How Google's Project Tango Can Support Advertisers

Mobile phones that can sense 3D motion and geometry in a touchscreen app. That's one of Google's next big projects. It all sounds pretty cool, but will the project tie into advertising? It's really not clear, but Google is giving developers an opportunity to build out apps based on the technology. The company is looking for developers interested in building more than a mobile touchscreen app.

The project's goal to give mobile devices a "human scale understanding of space and motion" could support retail several ways. One points to an indoor mapping system of physical stores. Another would offer online consumers the ability to map the inside of a room in a home before taking individual items from the store to build a model.

Consumers could use something similar when shopping for clothes by uploading a 3D image of themselves and matching garments to see what might looks best before making the purchases. Google also mentions apps for the visually impaired and gaming.



The prototype phone contains 4MP camera, 2-times computer vision processor, integrated depth-sensing technology and motion-tracking camera. It allows the phone to track motion in full 3D in real-time as the consumer holds it. The sensors make more than 250,000 measurements every second to create one 3D model of the environment.

Johnny Lee explains how Google's ATAP Project Tango Team works with universities, research laps and industrial partners to harvest the past 10 years of research on robotics and computer vision for use in a mobile phone.

Aside from George Washington University, Google partnered with 16 companies to work on the project.

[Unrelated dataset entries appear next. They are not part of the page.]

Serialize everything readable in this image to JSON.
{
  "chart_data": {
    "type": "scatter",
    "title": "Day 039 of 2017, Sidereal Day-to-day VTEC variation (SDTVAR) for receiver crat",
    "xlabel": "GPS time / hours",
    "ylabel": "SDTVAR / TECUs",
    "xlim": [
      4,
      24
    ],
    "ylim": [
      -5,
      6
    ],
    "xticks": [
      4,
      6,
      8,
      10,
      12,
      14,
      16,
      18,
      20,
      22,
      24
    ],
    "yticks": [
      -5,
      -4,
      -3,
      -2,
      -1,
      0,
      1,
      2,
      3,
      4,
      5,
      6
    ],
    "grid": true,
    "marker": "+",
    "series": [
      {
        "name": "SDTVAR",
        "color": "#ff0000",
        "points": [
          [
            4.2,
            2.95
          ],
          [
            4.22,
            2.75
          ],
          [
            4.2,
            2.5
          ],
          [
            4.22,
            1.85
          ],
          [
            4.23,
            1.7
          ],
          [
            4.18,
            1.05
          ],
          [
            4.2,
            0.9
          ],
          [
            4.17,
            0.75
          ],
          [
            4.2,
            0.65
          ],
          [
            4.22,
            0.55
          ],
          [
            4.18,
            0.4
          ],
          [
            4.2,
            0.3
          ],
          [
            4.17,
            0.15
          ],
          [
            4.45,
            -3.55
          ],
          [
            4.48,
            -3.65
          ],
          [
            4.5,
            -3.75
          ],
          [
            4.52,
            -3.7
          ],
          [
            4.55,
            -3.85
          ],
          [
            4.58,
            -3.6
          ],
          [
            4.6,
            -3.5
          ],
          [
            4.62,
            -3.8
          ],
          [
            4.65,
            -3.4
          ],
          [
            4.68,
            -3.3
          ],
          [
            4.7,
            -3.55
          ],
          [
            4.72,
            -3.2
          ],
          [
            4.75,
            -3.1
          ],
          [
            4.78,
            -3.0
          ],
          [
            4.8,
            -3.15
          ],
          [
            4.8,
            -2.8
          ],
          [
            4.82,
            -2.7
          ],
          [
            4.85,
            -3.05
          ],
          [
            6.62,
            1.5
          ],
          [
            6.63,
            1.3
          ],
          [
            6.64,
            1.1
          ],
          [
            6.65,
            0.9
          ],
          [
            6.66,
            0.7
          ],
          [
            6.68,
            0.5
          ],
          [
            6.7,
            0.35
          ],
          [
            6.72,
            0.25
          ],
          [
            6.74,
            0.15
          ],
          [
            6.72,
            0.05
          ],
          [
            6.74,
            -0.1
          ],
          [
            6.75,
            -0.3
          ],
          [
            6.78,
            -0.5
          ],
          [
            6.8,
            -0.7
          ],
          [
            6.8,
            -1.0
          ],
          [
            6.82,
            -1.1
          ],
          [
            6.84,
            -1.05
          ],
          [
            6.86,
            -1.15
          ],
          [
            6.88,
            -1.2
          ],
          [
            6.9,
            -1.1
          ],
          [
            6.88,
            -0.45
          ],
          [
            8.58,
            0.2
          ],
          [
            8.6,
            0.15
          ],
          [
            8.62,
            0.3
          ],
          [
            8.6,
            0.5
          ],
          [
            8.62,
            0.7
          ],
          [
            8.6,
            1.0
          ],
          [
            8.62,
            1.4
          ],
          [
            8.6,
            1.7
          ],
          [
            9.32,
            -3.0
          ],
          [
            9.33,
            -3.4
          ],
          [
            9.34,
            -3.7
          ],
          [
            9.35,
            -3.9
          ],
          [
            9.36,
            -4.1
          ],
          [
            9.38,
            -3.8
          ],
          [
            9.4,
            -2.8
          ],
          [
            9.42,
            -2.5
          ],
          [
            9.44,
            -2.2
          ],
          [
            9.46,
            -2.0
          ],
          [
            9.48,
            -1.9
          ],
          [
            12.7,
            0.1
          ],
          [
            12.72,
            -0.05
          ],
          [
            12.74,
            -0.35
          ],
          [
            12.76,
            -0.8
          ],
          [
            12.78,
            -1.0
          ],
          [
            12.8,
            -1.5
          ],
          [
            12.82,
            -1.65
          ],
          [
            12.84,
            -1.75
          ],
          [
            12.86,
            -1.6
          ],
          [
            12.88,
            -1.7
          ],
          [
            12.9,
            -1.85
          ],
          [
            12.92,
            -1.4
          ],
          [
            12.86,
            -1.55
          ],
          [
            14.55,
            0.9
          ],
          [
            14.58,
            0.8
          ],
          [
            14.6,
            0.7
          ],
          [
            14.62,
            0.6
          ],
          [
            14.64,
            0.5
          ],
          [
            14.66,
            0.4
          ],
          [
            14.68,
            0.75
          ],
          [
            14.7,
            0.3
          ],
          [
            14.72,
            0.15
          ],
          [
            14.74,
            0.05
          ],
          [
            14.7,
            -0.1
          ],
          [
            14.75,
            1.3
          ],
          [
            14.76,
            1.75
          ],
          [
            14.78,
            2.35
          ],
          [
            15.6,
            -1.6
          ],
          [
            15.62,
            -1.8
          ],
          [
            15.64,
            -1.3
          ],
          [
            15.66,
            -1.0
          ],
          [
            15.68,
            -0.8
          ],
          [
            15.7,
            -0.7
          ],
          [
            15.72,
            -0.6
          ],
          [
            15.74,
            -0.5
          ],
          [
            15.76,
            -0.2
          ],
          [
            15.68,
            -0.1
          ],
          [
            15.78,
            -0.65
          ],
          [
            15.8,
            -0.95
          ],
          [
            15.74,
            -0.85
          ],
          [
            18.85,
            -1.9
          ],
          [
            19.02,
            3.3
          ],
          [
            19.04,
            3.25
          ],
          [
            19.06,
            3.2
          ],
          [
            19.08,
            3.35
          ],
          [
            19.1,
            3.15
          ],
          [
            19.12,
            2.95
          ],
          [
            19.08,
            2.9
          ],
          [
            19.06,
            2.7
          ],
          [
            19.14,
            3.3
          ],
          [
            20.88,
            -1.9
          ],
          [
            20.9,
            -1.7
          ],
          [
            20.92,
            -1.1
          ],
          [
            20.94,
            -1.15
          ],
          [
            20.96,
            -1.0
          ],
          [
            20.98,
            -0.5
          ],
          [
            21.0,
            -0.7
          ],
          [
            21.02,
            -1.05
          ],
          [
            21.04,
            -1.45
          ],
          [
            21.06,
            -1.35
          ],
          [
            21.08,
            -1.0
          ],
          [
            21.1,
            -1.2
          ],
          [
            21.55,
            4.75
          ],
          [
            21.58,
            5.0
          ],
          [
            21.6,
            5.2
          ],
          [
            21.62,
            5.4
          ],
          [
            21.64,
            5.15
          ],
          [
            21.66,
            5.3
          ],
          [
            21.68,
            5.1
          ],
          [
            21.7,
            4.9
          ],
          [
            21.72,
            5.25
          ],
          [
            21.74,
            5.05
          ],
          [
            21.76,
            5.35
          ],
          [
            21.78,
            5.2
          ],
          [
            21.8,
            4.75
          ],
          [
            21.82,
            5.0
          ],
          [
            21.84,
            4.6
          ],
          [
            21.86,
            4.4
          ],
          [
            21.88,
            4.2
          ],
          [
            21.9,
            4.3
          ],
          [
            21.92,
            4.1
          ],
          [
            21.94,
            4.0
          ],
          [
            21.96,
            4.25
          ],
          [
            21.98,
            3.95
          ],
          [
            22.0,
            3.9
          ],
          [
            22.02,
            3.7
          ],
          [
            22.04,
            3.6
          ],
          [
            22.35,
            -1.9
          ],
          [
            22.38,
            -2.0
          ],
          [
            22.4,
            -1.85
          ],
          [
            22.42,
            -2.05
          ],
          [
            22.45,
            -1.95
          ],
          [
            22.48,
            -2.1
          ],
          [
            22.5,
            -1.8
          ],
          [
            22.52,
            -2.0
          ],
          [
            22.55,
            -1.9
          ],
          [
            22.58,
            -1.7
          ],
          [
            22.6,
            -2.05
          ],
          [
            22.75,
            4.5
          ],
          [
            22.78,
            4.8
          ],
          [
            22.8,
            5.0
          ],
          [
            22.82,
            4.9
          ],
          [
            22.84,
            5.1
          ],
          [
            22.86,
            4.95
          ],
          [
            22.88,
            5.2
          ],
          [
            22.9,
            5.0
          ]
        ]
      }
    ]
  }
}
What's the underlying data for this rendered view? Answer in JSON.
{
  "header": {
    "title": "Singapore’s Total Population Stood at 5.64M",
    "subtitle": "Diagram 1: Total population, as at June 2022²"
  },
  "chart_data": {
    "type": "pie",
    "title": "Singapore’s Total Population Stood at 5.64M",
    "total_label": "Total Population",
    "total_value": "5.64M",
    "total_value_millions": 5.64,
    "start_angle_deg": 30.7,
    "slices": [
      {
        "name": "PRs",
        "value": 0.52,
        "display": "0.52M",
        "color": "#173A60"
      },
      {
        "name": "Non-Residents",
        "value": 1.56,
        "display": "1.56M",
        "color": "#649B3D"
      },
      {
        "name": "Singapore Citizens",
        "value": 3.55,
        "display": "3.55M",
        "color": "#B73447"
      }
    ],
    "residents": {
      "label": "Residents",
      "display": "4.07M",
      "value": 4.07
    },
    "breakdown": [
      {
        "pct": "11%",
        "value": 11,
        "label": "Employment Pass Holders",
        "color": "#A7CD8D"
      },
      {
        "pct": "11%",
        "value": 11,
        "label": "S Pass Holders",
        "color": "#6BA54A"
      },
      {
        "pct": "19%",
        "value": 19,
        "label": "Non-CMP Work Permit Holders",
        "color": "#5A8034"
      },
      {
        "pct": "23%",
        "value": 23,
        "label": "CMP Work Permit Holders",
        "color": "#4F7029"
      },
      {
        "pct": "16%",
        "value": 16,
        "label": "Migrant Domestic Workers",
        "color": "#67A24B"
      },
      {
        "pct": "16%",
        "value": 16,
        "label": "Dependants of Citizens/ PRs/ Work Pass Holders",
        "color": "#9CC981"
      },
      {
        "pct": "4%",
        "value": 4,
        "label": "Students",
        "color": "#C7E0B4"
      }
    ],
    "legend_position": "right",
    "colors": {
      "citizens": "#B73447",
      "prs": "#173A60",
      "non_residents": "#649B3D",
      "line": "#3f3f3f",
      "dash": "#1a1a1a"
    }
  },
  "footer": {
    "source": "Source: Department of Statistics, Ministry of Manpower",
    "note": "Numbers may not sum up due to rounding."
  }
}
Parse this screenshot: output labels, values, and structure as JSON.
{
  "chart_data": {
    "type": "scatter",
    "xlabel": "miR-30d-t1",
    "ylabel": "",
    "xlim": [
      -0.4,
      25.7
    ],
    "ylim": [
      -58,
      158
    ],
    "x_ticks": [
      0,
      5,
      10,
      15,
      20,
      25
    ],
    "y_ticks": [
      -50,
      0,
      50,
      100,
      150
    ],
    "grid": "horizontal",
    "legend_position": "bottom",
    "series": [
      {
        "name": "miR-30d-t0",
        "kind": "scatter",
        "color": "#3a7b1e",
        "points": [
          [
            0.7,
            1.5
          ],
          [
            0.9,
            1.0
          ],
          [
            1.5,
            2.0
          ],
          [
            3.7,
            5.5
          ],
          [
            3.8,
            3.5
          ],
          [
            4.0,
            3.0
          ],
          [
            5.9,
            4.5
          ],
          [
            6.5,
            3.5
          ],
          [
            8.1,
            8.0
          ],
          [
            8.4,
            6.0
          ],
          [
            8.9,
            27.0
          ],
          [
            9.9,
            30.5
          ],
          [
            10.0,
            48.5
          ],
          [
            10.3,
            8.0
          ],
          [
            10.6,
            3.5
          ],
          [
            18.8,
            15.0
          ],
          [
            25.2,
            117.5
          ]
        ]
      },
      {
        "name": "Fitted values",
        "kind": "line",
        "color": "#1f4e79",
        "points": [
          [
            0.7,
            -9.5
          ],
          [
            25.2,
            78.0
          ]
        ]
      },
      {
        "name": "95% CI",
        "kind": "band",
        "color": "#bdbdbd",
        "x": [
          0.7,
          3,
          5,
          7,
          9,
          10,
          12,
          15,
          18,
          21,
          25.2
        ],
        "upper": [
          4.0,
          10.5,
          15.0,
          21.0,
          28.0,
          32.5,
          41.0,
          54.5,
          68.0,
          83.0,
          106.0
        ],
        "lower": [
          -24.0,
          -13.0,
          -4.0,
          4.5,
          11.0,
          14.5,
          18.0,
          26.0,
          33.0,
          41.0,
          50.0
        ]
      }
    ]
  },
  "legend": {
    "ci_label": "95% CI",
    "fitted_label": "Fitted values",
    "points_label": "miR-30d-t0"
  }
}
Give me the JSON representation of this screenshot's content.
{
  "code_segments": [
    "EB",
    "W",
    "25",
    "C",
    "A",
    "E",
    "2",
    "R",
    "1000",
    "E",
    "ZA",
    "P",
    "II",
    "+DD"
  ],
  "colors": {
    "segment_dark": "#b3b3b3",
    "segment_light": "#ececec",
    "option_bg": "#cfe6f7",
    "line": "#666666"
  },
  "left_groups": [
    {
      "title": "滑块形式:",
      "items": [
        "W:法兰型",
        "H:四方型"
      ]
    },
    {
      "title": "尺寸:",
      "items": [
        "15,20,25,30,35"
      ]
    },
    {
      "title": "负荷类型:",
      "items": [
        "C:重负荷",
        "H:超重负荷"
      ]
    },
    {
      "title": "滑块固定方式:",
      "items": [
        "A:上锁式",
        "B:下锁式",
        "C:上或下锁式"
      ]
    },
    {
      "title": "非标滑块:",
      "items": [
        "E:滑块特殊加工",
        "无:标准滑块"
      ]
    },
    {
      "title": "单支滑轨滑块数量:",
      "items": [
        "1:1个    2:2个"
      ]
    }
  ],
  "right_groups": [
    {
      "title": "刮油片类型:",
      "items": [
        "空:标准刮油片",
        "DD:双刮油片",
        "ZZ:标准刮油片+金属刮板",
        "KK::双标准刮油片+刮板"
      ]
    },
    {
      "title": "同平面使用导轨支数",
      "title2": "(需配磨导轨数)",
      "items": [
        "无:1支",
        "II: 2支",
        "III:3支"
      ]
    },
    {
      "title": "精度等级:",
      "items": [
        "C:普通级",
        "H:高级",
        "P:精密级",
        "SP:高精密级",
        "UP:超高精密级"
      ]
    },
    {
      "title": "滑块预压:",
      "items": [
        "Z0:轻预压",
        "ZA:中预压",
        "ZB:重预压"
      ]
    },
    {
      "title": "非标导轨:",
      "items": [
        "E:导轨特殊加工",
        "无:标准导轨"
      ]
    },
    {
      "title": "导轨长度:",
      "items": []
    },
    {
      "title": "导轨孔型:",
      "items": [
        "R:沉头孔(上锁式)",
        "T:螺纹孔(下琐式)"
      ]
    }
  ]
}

Companies like 3D Robotics, Bosh, Open Source Robotics Foundation, Movidius, OLogic, Paracosm, hiDOF, and MMSolutions, among others will participate. During the next few months Google and partners will release kit to developers to build applications and algorithms for the platform.

Lee works in Google's special project team, Google X. He joined the company in 2011, where he worked as a researcher in Microsoft's Applied Sciences Group. His roots at Microsoft go back to 2005 where he explored the "feasibility of low-cost brain computer interfaces as input for able bodied individuals," per his LinkedIn profile.